I added a new word to my vocabulary by virtue of attending GreenBuild 2004, held Nov. 10-12 in Portland, OR.
"Greenwashing," an obvious spin-off of the word whitewashing, was bantered about several times during a press conference featuring Rick Federici, a founder of the U.S. Green Building Council and now CEO of that burgeoning group. Greenwashing was inserted into several questions fired at Federici by various members of the trade press to describe situations in which they felt companies or groups falsely claim their products are environmentally friendly or "green."
In their view, a product cannot be bona fide green if it is not recognized by an authoritative source, such as the USGBC's Leadership in Energy & Environmental Development rating system.
For example, in the minds of those members of the press who may have been brainwashed into thinking LEED is THE environmental seal of approval, the Sustainable Forestry Initiative is a greenwashed wood certification program because it was created by the American Forestry & Paper Assn. They consider the SFI to be a watered-down version of the Forest Stewardship Council's certification program, which is the only wood certification scheme recognized in the LEED rating system.
Greenwashing also entered the mix of questions concerning the National Association of Home Builders' new Green Building Guidelines. The voluntary standard, unveiled last month during the International Builders' Show, preempts the LEED-H green building standard for residential homes being developed by the USGBC. According to the NAHB, the guidelines are designed "to help mainstream home builders to incorporate environmental practices into every phase of the home building process while putting a priority on housing affordability."
The notion that a trade group could objectively develop a "green" standard that puts environmental concerns before corporate profits was unfathomable to the naysayers in the audience. Yet, the NAHB and other trade associations have long been proactive in establishing product standards that promote a better environment and energy savings.
To his credit, in answering these more pointed questions, Federici did not respond in kind by using the "G" word. In fact, ever the diplomat, Federici applauded the NAHB for developing the standard. He added that it "will serve as a baseline" for LEED-H, which the USGBC expects to roll out in the first quarter of 2006.
LEED's Mojo Workin'
The USGBC has made considerable headway in developing voluntary green building standards. It reports that more than 1,750 building projects are LEED-registered in all 50 states and 12 countries.
Since launching LEED-NC for new construction in 2000, the USGBC has released LEED-EB for existing buildings and LEED-CI for commercial interiors. In addition to LEED-H, LEED-CS for core and shell and LEED-ND for neighborhood development are in the works. In the last four years, the USGBC's membership has grown tenfold to encompass 5,500 organizations, including corporations, government agencies and nonprofits.

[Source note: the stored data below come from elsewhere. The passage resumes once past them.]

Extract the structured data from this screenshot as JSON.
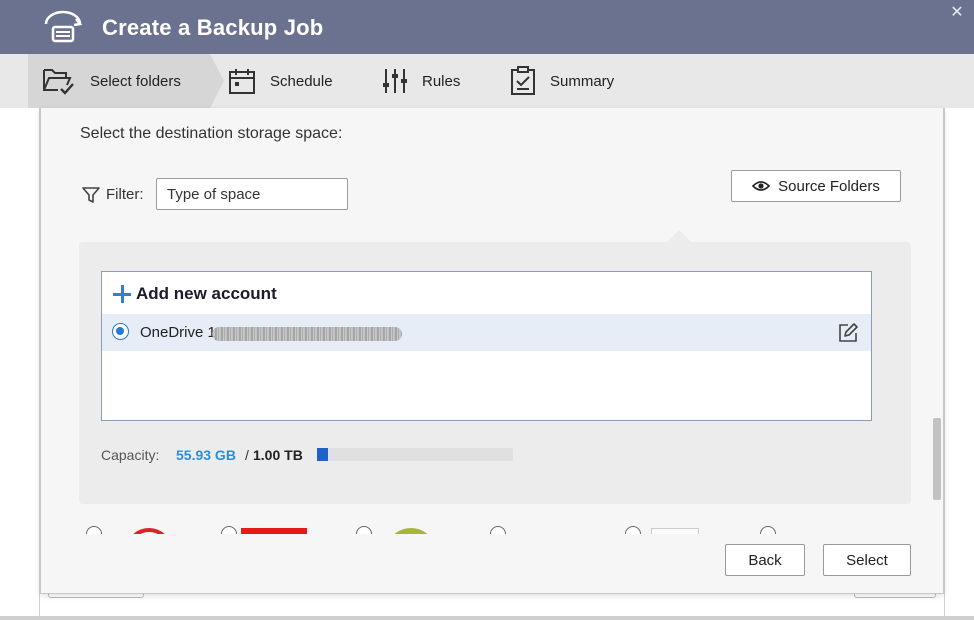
{
  "window": {
    "title": "Create a Backup Job",
    "close_glyph": "✕",
    "title_icon": "backup-drive-icon"
  },
  "steps": [
    {
      "label": "Select folders",
      "icon": "folder-check-icon",
      "active": true
    },
    {
      "label": "Schedule",
      "icon": "calendar-icon",
      "active": false
    },
    {
      "label": "Rules",
      "icon": "sliders-icon",
      "active": false
    },
    {
      "label": "Summary",
      "icon": "clipboard-check-icon",
      "active": false
    }
  ],
  "destination": {
    "heading": "Select the destination storage space:",
    "filter_label": "Filter:",
    "filter_value": "Type of space",
    "source_folders_label": "Source Folders"
  },
  "accounts": {
    "add_label": "Add new account",
    "items": [
      {
        "name": "OneDrive 1",
        "selected": true
      }
    ]
  },
  "capacity": {
    "label": "Capacity:",
    "used": "55.93 GB",
    "separator": "/",
    "total": "1.00 TB",
    "used_fraction": 0.0546
  },
  "footer": {
    "back_label": "Back",
    "select_label": "Select"
  },
  "colors": {
    "titlebar": "#6b7290",
    "accent_blue": "#2a8fd6",
    "capacity_fill": "#1e62c8",
    "selected_row": "#e6edf7"
  }
}
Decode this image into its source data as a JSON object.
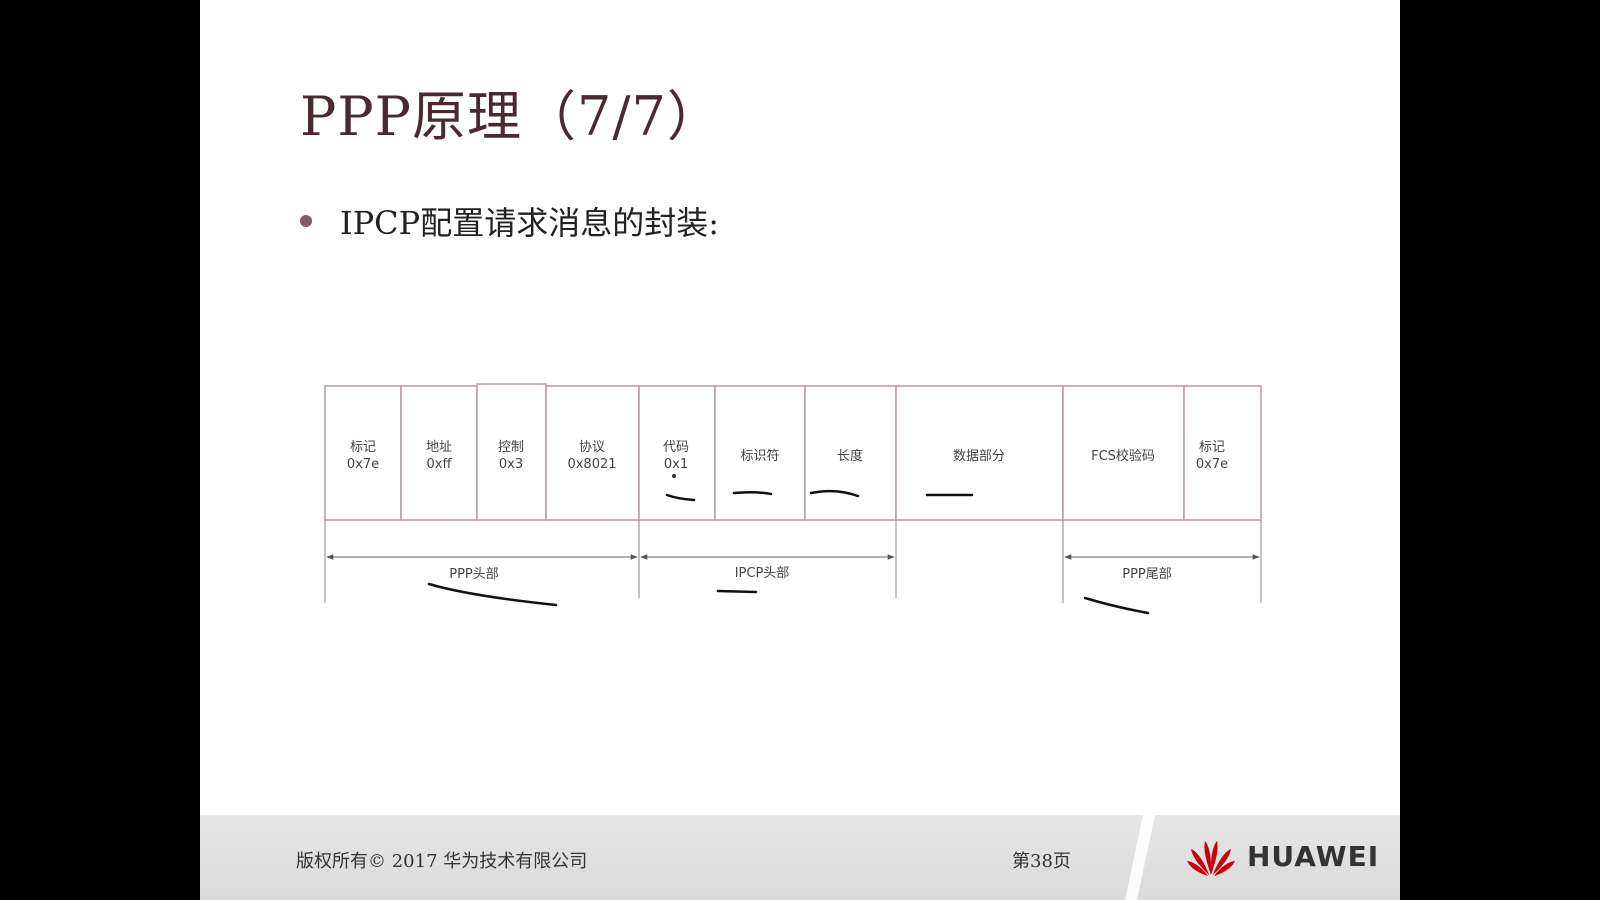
{
  "slide": {
    "title": "PPP原理（7/7）",
    "bullet": "IPCP配置请求消息的封装:"
  },
  "frame_fields": [
    {
      "name": "标记",
      "value": "0x7e"
    },
    {
      "name": "地址",
      "value": "0xff"
    },
    {
      "name": "控制",
      "value": "0x3"
    },
    {
      "name": "协议",
      "value": "0x8021"
    },
    {
      "name": "代码",
      "value": "0x1"
    },
    {
      "name": "标识符",
      "value": ""
    },
    {
      "name": "长度",
      "value": ""
    },
    {
      "name": "数据部分",
      "value": ""
    },
    {
      "name": "FCS校验码",
      "value": ""
    },
    {
      "name": "标记",
      "value": "0x7e"
    }
  ],
  "spans": [
    {
      "label": "PPP头部"
    },
    {
      "label": "IPCP头部"
    },
    {
      "label": "PPP尾部"
    }
  ],
  "footer": {
    "copyright": "版权所有© 2017 华为技术有限公司",
    "page": "第38页",
    "logo_text": "HUAWEI"
  },
  "colors": {
    "title": "#4a2a30",
    "cell_border": "#b89aa0",
    "logo_red": "#c7000b"
  }
}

Boston and San Francisco are the latest of more than a dozen cities and counties to adopt green building ordinances requiring LEED certification for government building construction and remodeling projects. Several federal government agencies also subscribe to the LEED rating system.
While few would disagree that the motivation behind USGBC's green building initiatives are right for the time, not everyone believes the ends justify the means. As reported in Wood & Wood Products' September 2004 issue, 31 U.S. and Canadian trade associations have united to voice their concerns over what does or does not qualify for points in the LEED rating system. Members of the North American Coalition on Green Building include the AF&PA, the Architectural Woodwork Institute, the Kitchen Cabinet Manufacturers Assn., the Composite Panel Assn. and the Canadian Plastics Industry Assn.
The thousands of diverse companies that are represented by the NACGB have a strong stake in the green building trend. Yet, none of these associations is allowed to have a formal say in the promulgation of LEED standards. Representatives for each of these groups rightfully fear that as more local, state and federal governments mandate that the "voluntary" LEED criteria be met, products failing to make the LEED green list will be at a serious disadvantage. For example, to receive LEED credits, wood must be FSC certified. Yet, there is no parallel requirement for steel or cement. Because there is no comparable certification program for these materials, wood is being held to a higher standard.
Federici said the USGBC planned to host a "wood summit," at which it would consider whether SFI and other wood certification schemes might qualify for LEED points. We hope that the meeting is held soon and that these alternative certification groups get a fair hearing and not merely lip service from the USGBC powers to be.
Anything short of that would be hogwash.